Book Staging Indigeneity

Download or read book Staging Indigeneity written by Katrina Phillips and published by UNC Press Books. This book was released on 2021-01-29 with total page 263 pages. Available in PDF, EPUB and Kindle. Book excerpt: As tourists increasingly moved across the United States in the late nineteenth and early twentieth centuries, a surprising number of communities looked to capitalize on the histories of Native American people to create tourist attractions. From the Happy Canyon Indian Pageant and Wild West Show in Pendleton, Oregon, to outdoor dramas like Tecumseh! in Chillicothe, Ohio, and Unto These Hills in Cherokee, North Carolina, locals staged performances that claimed to honor an Indigenous past while depicting that past on white settlers' terms.

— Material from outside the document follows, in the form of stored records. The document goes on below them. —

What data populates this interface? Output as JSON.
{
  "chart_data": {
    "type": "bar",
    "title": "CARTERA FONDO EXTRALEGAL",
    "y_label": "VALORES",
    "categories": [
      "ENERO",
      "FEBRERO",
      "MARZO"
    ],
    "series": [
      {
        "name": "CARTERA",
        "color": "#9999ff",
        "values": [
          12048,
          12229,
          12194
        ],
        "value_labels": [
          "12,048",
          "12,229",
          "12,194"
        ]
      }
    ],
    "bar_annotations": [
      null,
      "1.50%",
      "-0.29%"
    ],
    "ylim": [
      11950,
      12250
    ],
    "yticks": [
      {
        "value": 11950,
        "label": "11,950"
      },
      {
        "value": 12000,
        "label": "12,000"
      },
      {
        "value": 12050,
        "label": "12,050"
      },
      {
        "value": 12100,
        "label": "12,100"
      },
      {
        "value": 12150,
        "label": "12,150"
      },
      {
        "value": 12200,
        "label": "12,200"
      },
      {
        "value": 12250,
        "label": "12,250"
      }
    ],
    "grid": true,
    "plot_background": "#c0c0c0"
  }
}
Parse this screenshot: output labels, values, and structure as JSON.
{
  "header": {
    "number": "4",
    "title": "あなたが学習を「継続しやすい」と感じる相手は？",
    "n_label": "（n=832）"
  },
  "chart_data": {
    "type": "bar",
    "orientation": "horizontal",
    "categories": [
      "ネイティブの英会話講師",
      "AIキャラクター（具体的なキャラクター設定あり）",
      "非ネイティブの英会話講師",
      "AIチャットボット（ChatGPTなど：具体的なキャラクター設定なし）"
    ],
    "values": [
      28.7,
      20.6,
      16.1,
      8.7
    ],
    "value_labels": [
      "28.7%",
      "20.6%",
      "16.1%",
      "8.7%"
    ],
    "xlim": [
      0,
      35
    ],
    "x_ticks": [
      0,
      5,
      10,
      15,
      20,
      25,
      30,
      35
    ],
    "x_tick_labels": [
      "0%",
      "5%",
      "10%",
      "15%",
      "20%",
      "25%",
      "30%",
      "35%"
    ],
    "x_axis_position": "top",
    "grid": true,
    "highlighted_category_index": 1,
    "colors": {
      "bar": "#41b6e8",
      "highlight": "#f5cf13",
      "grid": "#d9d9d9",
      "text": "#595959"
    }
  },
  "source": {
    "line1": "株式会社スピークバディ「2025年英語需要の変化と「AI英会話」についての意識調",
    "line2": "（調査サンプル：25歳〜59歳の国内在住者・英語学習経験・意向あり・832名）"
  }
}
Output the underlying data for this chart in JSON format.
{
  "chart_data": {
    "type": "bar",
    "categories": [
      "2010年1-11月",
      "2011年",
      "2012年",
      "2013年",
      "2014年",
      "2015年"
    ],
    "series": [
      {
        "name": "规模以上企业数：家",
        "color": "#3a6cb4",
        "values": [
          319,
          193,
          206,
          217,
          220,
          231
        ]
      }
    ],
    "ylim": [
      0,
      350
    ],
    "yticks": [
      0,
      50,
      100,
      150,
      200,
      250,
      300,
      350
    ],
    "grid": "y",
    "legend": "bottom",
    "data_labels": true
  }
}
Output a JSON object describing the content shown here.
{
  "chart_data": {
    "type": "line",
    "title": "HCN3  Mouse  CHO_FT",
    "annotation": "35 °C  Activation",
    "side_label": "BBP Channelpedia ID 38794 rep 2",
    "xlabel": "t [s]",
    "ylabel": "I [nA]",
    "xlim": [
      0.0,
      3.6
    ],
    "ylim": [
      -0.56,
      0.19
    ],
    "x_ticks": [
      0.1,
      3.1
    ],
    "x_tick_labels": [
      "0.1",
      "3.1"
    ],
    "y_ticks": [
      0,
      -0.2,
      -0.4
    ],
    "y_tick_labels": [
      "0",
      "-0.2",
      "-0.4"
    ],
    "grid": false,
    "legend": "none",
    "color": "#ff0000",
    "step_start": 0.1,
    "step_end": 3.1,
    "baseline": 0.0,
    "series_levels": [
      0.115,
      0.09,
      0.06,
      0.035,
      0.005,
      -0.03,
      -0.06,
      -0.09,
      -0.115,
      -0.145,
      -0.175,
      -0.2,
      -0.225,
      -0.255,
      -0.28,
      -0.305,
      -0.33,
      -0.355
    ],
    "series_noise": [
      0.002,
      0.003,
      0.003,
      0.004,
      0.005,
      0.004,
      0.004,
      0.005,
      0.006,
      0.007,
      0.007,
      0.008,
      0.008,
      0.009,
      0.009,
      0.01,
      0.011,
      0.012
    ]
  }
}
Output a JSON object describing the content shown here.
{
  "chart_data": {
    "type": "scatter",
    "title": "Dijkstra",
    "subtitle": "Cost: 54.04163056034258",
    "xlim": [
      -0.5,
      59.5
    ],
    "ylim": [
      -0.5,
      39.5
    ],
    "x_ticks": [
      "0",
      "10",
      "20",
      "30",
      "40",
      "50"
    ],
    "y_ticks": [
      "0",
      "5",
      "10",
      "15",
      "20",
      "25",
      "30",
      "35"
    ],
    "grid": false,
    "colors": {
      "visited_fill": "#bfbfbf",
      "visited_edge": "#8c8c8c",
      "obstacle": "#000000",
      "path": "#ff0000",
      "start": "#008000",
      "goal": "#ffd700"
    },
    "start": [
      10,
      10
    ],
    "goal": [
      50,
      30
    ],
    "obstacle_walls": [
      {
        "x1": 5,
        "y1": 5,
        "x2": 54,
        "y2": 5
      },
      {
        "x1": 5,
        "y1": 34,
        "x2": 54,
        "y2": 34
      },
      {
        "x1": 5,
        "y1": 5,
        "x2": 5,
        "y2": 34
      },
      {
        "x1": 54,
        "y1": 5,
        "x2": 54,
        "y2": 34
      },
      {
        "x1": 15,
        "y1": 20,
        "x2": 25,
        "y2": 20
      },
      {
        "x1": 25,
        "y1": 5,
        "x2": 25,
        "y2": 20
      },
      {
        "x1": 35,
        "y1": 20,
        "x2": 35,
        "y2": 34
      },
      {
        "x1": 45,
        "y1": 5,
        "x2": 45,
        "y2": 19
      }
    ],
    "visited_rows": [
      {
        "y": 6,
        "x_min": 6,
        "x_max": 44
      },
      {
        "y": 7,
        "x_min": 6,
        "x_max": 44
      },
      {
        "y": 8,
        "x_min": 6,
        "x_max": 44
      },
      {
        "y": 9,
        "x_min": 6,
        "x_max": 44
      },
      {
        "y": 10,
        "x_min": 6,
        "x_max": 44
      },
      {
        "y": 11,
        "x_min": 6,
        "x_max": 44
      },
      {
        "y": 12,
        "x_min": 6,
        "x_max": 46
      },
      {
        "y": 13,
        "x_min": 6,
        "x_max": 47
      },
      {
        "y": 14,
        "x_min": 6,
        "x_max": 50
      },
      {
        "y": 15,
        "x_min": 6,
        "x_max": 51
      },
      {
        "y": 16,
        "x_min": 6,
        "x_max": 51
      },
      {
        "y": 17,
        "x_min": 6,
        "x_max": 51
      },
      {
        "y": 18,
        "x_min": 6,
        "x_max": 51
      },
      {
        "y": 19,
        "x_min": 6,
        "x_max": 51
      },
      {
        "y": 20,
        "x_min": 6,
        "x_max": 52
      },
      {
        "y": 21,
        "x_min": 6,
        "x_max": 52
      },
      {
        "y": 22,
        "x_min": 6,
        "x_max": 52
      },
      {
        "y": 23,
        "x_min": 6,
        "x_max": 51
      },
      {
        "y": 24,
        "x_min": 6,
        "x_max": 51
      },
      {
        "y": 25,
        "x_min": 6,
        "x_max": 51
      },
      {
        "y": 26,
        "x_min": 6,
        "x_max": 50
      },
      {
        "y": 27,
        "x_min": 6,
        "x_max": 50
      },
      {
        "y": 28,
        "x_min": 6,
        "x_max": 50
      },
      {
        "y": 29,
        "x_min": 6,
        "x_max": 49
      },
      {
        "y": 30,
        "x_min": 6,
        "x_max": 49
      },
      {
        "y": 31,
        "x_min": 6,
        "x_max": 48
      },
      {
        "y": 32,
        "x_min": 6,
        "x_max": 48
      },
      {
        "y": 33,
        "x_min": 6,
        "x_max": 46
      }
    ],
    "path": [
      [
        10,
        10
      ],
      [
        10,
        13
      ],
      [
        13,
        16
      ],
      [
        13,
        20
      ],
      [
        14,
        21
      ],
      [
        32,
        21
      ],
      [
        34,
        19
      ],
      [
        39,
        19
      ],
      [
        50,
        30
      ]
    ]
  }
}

Linking the origins of these performances to their present-day incarnations, this incisive book reveals how they constituted what Katrina Phillips calls "salvage tourism"—a set of practices paralleling so-called salvage ethnography, which documented the histories, languages, and cultures of Indigenous people while reinforcing a belief that Native American societies were inevitably disappearing. Across time, Phillips argues, tourism, nostalgia, and authenticity converge in the creation of salvage tourism, which blends tourism and history, contestations over citizenship, identity, belonging, and the continued use of Indians and Indianness as a means of escape, entertainment, and economic development.

Book The Soul of the Indian

Download or read book The Soul of the Indian written by Charles A. Eastman and published by . This book was released on 1911 with total page 204 pages. Available in PDF, EPUB and Kindle. Book excerpt: An effort by a Native American to explain the content and attraction of Indian spirituality, concluding that Christianity and civilization are ultimately incompatible concepts.

Book The Battle of Lincoln Park

Download or read book The Battle of Lincoln Park written by Daniel Kay Hertz and published by Arcadia Publishing. This book was released on 2018-10-16 with total page 124 pages. Available in PDF, EPUB and Kindle. Book excerpt: "A brief, cogent analysis of gentrification in Chicago ... an incisive and useful narrative on the puzzle of urban development."-- Kirkus Reviews In the years after World War II, a movement began to bring the m

Book A Dakota English Dictionary

    Book Details:
  • Author : Stephen Return Riggs
  • Publisher : Franklin Classics Trade Press
  • Release : 2018-10-21
  • ISBN : 9780343935382
  • Pages : 678 pages

Download or read book A Dakota English Dictionary written by Stephen Return Riggs and published by Franklin Classics Trade Press. This book was released on 2018-10-21 with total page 678 pages. Available in PDF, EPUB and Kindle. Book excerpt: This work has been selected by scholars as being culturally important and is part of the knowledge base of civilization as we know it. This work is in the public domain in the United States of America, and possibly other nations. Within the United States, you may freely copy and distribute this work, as no entity (individual or corporate) has a copyright on the body of the work. Scholars believe, and we concur, that this work is important enough to be preserved, reproduced, and made generally available to the public. To ensure a quality reading experience, this work has been proofread and republished using a format that seamlessly blends the original graphical elements with text in an easy-to-read typeface. We appreciate your support of the preservation process, and thank you for being an important part of keeping this knowledge alive and relevant.